Large-Scale Test Bed (LTB) Yields Increasing Capability for Stable, Secure Power Grid Operation
A Large-Scale System Testbed (LTB) established at the University of Tennessee-Knoxville (UTK) represents large power grids of the future, such as that of North America, at several resolution levels for both evaluation of new technologies and to drive research efforts. In 2020, researchers used the LTB to develop and apply a communication network arrangement for ultra-wide-area power system data streaming, which can also be used for assessing cyber-physical security. The LTB and these research efforts are supported by the Center for Ultra-Wide-Area Resilient Electric Energy Transmission Networks (CURENT), a National Science Foundation (NSF) Engineering Research Center (ERC) supported by NSF and the U.S. Department of Energy and headquartered at UTK.
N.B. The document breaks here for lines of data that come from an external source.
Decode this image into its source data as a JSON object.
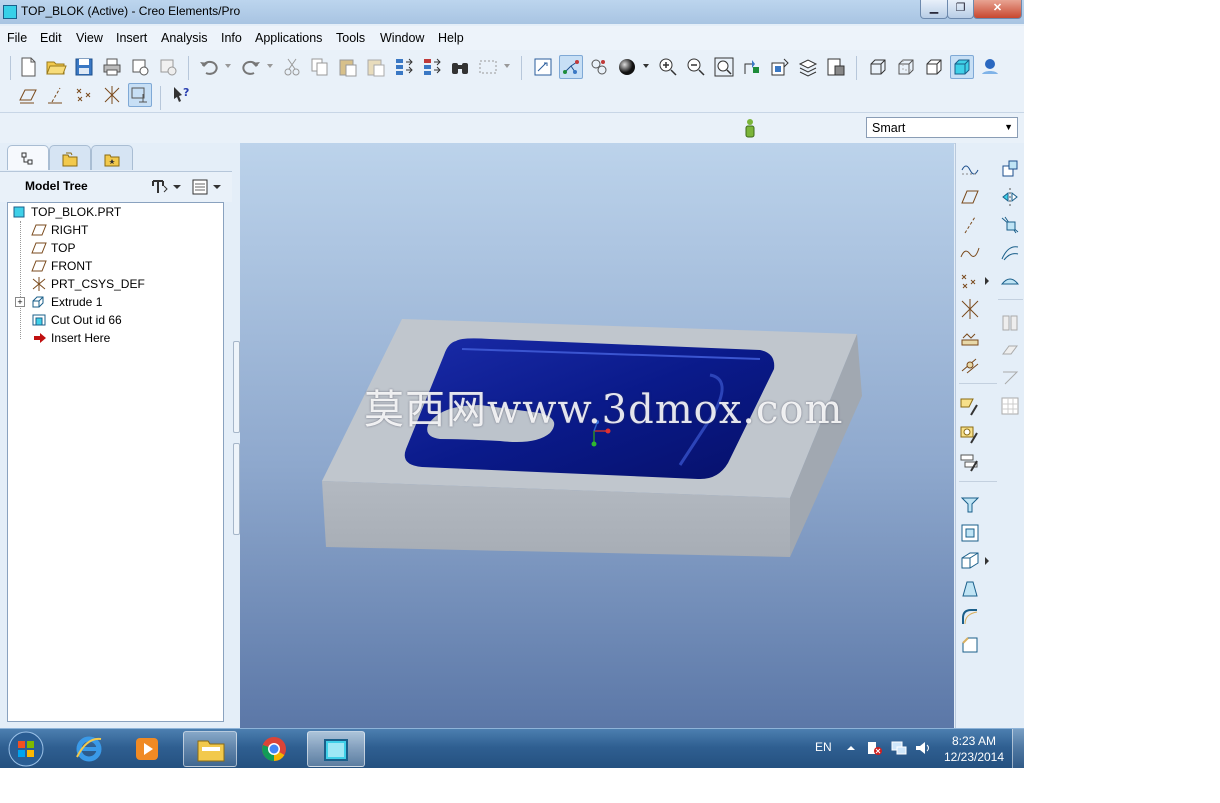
{
  "window": {
    "title": "TOP_BLOK (Active) - Creo Elements/Pro",
    "minimize_glyph": "▁",
    "maximize_glyph": "❐",
    "close_glyph": "✕"
  },
  "menubar": [
    "File",
    "Edit",
    "View",
    "Insert",
    "Analysis",
    "Info",
    "Applications",
    "Tools",
    "Window",
    "Help"
  ],
  "filter": {
    "selected": "Smart"
  },
  "navigator": {
    "tabs": [
      "model-tree",
      "folder-browser",
      "favorites"
    ],
    "header": "Model Tree",
    "tree": [
      {
        "label": "TOP_BLOK.PRT",
        "icon": "part-icon"
      },
      {
        "label": "RIGHT",
        "icon": "datum-plane-icon"
      },
      {
        "label": "TOP",
        "icon": "datum-plane-icon"
      },
      {
        "label": "FRONT",
        "icon": "datum-plane-icon"
      },
      {
        "label": "PRT_CSYS_DEF",
        "icon": "csys-icon"
      },
      {
        "label": "Extrude 1",
        "icon": "extrude-icon"
      },
      {
        "label": "Cut Out id 66",
        "icon": "cut-icon"
      },
      {
        "label": "Insert Here",
        "icon": "insert-arrow-icon"
      }
    ]
  },
  "viewport": {
    "watermark": "莫西网www.3dmox.com"
  },
  "taskbar": {
    "language": "EN",
    "time": "8:23 AM",
    "date": "12/23/2014"
  },
  "colors": {
    "pocket": "#0b1d8c",
    "block": "#b9bfc6",
    "viewport_top": "#bcd3eb",
    "viewport_bottom": "#5b77a7"
  }
}
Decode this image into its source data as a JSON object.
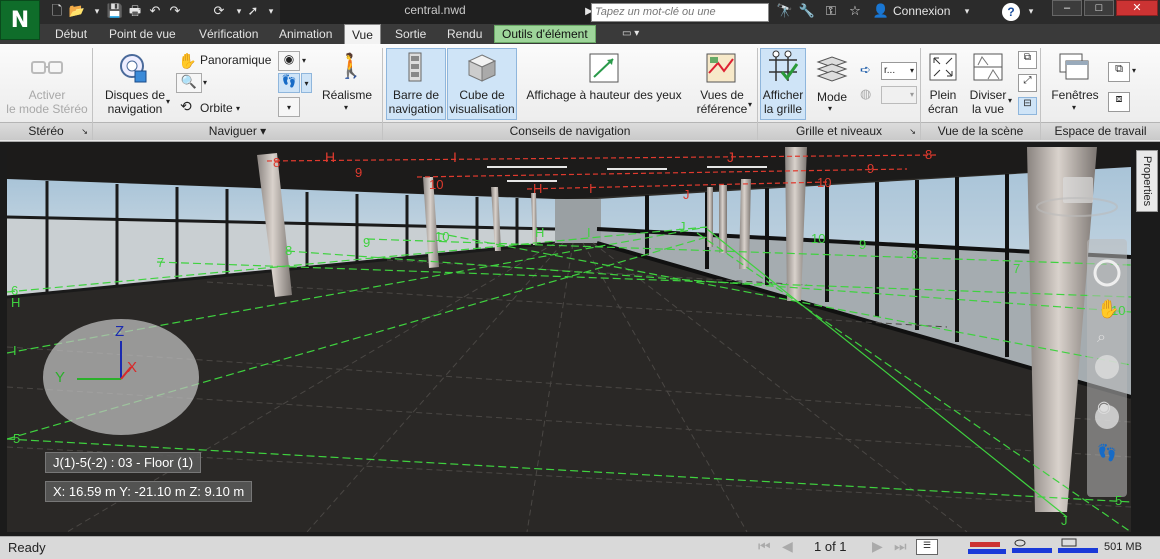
{
  "app": {
    "document_title": "central.nwd",
    "search_placeholder": "Tapez un mot-clé ou une expression",
    "login": "Connexion",
    "help": "?"
  },
  "tabs": [
    {
      "label": "Début"
    },
    {
      "label": "Point de vue"
    },
    {
      "label": "Vérification"
    },
    {
      "label": "Animation"
    },
    {
      "label": "Vue"
    },
    {
      "label": "Sortie"
    },
    {
      "label": "Rendu"
    },
    {
      "label": "Outils d'élément"
    }
  ],
  "ribbon": {
    "stereo": {
      "button1": "Activer",
      "button2": "le mode Stéréo",
      "panel": "Stéréo"
    },
    "naviguer": {
      "disques1": "Disques de",
      "disques2": "navigation",
      "panoramique": "Panoramique",
      "orbite": "Orbite",
      "realisme": "Réalisme",
      "panel": "Naviguer ▾"
    },
    "conseils": {
      "barre1": "Barre de",
      "barre2": "navigation",
      "cube1": "Cube de",
      "cube2": "visualisation",
      "hauteur": "Affichage à hauteur des yeux",
      "vues1": "Vues de",
      "vues2": "référence",
      "panel": "Conseils de navigation"
    },
    "grille": {
      "afficher1": "Afficher",
      "afficher2": "la grille",
      "mode": "Mode",
      "dropdown": "r...",
      "panel": "Grille et niveaux"
    },
    "scene": {
      "plein1": "Plein",
      "plein2": "écran",
      "diviser1": "Diviser",
      "diviser2": "la vue",
      "panel": "Vue de la scène"
    },
    "espace": {
      "fenetres": "Fenêtres",
      "panel": "Espace de travail"
    }
  },
  "viewport": {
    "properties_tab": "Properties",
    "level_info": "J(1)-5(-2) : 03 - Floor (1)",
    "coords": "X: 16.59 m  Y: -21.10 m  Z: 9.10 m",
    "axis": {
      "z": "Z",
      "x": "X",
      "y": "Y"
    },
    "grid_labels_red": [
      "8",
      "H",
      "I",
      "J",
      "8",
      "9",
      "10",
      "H",
      "I",
      "J",
      "9",
      "10"
    ],
    "grid_labels_green": [
      "7",
      "6",
      "H",
      "8",
      "9",
      "10",
      "H",
      "I",
      "J",
      "10",
      "9",
      "8",
      "7",
      "I",
      "5",
      "5",
      "J",
      "10"
    ]
  },
  "status": {
    "ready": "Ready",
    "page": "1 of 1",
    "memory": "501 MB"
  },
  "colors": {
    "accent_green": "#0f6d2a",
    "context_tab": "#9ed59a",
    "grid_green": "#3fd23f",
    "grid_red": "#e03a2e"
  }
}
The CURENT LTB enables a comprehensive evaluation of the impact of changes and new technologies on the operation of future power grids. Testbed models include different scenarios of generation mix and operation, wide-area measurements, new actuation technologies, and new control strategies. This project involved tailoring open-source software packages for power system modeling and transient simulation (computing a circuit's response as a function of time) for specific studies. The CURENT-UTK researchers developed a hybrid software framework that combines symbolic and numeric problem-solving methods, enabling them to easily develop complex power system simulation models. They were able to test and verify their approach and results using commercial software in test systems that are part of the CURENT LTB.
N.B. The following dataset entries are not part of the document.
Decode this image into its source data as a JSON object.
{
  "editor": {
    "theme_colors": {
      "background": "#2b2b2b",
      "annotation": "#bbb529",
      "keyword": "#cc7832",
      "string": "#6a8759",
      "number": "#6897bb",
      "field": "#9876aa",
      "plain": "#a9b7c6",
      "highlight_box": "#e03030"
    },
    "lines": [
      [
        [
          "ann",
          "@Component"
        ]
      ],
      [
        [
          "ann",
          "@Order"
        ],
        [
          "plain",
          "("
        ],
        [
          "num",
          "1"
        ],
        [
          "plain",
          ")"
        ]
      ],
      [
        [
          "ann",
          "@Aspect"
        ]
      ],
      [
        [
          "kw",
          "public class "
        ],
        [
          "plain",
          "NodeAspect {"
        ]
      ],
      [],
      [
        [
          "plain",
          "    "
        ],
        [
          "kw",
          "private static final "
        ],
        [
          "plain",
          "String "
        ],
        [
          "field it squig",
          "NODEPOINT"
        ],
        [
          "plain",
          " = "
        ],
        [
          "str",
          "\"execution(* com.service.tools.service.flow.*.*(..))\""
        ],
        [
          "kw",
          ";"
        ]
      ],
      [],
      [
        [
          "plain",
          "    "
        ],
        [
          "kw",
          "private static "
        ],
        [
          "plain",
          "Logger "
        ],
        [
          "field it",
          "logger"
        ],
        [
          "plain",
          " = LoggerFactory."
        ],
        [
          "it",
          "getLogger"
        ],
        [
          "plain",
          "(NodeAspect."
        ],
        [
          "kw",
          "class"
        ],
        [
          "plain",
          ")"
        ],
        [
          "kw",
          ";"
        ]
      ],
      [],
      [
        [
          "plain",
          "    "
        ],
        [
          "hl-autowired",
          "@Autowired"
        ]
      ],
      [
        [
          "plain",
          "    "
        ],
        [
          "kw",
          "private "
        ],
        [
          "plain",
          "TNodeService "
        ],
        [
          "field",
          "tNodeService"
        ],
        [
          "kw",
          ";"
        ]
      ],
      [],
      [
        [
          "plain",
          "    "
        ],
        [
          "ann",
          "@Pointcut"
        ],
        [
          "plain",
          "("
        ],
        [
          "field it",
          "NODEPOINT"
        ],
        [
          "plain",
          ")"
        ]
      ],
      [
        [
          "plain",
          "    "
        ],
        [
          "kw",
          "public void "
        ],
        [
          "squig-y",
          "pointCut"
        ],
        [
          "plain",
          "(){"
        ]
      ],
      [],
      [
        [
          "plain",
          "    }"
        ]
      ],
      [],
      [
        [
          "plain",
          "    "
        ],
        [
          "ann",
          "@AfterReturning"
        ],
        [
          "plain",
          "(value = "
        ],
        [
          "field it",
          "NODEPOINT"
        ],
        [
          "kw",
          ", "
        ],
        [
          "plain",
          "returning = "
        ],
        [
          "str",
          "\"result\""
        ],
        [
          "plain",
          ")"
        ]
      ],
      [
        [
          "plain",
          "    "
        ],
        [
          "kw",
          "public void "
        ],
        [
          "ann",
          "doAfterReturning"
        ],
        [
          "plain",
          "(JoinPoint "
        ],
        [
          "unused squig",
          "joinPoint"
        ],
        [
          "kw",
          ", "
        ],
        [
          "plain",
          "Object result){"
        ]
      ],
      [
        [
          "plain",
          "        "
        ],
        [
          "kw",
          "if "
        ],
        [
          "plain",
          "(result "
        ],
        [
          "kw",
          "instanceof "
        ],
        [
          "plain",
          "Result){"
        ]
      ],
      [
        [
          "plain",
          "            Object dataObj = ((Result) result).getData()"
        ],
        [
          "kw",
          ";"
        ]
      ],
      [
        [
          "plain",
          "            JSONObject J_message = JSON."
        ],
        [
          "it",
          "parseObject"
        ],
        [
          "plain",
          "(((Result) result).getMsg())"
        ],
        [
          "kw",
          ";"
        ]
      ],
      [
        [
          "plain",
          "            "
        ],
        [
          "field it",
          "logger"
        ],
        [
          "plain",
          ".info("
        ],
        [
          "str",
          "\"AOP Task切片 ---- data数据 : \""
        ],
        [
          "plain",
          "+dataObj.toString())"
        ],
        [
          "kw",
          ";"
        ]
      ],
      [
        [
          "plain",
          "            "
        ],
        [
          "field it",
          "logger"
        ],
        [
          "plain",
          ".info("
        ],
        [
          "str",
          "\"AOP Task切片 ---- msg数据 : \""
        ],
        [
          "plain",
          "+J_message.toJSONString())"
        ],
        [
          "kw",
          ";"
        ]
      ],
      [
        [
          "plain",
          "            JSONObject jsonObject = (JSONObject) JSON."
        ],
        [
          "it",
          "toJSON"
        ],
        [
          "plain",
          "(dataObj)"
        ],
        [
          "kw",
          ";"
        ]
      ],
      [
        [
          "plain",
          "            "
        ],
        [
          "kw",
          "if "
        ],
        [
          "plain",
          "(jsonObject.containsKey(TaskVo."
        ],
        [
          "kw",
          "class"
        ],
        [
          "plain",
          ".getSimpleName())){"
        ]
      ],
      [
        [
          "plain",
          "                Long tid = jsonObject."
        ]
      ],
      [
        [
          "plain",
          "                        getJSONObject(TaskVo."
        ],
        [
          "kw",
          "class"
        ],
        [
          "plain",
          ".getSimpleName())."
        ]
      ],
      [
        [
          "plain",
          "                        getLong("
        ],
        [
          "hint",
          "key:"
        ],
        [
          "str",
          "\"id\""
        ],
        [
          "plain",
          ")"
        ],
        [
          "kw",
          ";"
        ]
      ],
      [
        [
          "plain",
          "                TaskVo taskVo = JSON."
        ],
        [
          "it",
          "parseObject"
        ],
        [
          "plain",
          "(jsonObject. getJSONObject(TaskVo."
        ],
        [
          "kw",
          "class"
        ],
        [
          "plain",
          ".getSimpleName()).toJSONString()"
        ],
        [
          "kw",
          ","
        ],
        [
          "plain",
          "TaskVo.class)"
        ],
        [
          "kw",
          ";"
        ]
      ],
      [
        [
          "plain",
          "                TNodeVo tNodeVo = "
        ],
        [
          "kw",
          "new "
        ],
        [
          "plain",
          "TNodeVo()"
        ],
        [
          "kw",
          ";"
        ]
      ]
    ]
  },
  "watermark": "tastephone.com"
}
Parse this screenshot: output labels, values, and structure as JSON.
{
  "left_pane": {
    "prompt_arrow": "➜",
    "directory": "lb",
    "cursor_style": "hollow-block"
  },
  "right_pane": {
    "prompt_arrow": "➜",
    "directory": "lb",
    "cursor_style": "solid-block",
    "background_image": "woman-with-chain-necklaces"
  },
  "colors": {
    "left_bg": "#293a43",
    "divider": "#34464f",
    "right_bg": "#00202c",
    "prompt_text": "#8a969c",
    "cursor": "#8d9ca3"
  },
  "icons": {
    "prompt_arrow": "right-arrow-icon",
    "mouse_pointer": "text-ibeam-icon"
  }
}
With the recent proliferation of open-source packages for computing, power system differential-algebraic equation (DAE) modeling and simulation are being revisited to reduce the programming efforts. Existing open-source tools require manual efforts to develop code for numerical equations, sparse Jacobians, and discontinuous components. As outlined in the Figure below, this project involved designing a two-layer library that brings together the advantages of symbolic and numeric approaches. The symbolic layer is case-independent and handles descriptive modeling, symbolic processing, code generation, and automated documentation. The numeric layer organizes the generated code for case-dependent initialization, equation update, and Jacobian update. The library was verified for power flow calculation and time-domain simulation, and the computation time analyzed.
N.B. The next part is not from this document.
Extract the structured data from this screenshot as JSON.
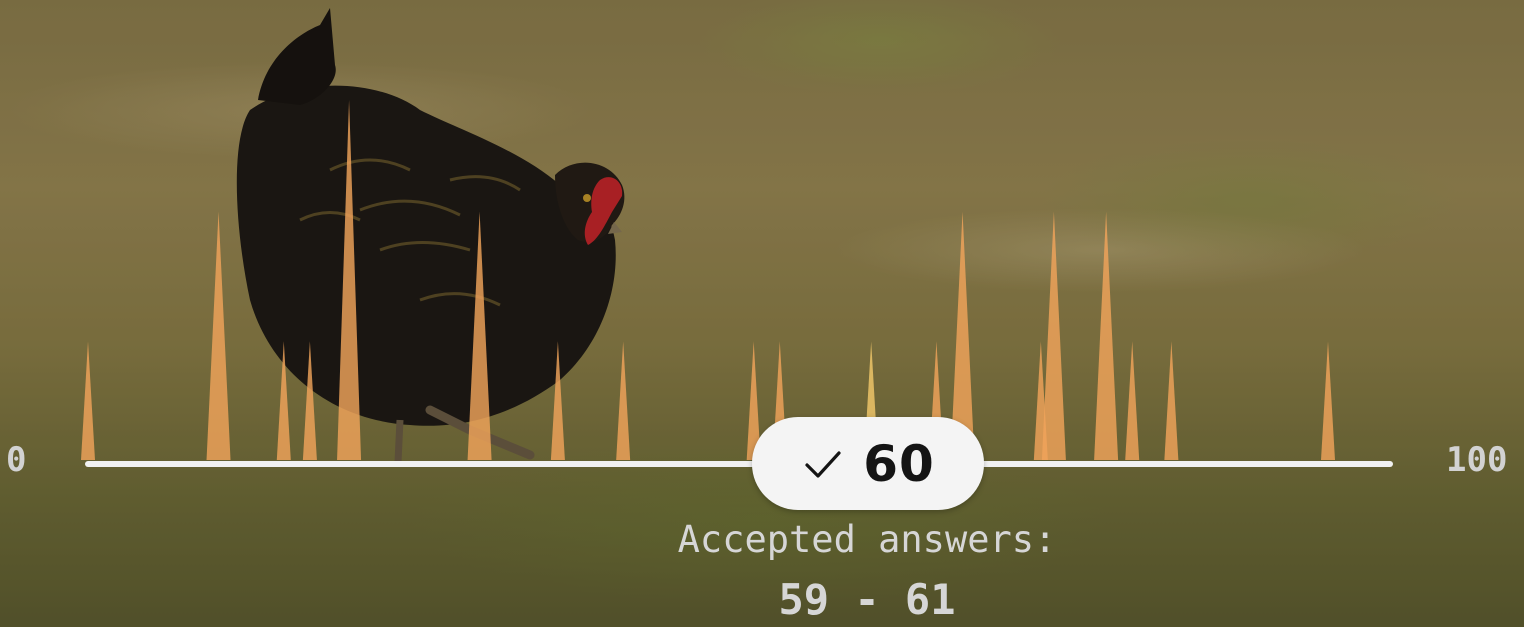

The CURENT LTB is a closed-loop software platform that continuously simulates the dynamics, communication, and control of modern power grids with high penetration of renewable energy. Since 2019, the LTB has received four licensed users (including two pending) and also played a critical role for research demonstrations to assist with 5 successes with funded proposals led by external users totaling $3.8 million. In 2020, CURENT’s LTB was selected as a recipient of the R&D 100 Awards, a top honor for revolutionary ideas and products each year in science and technology.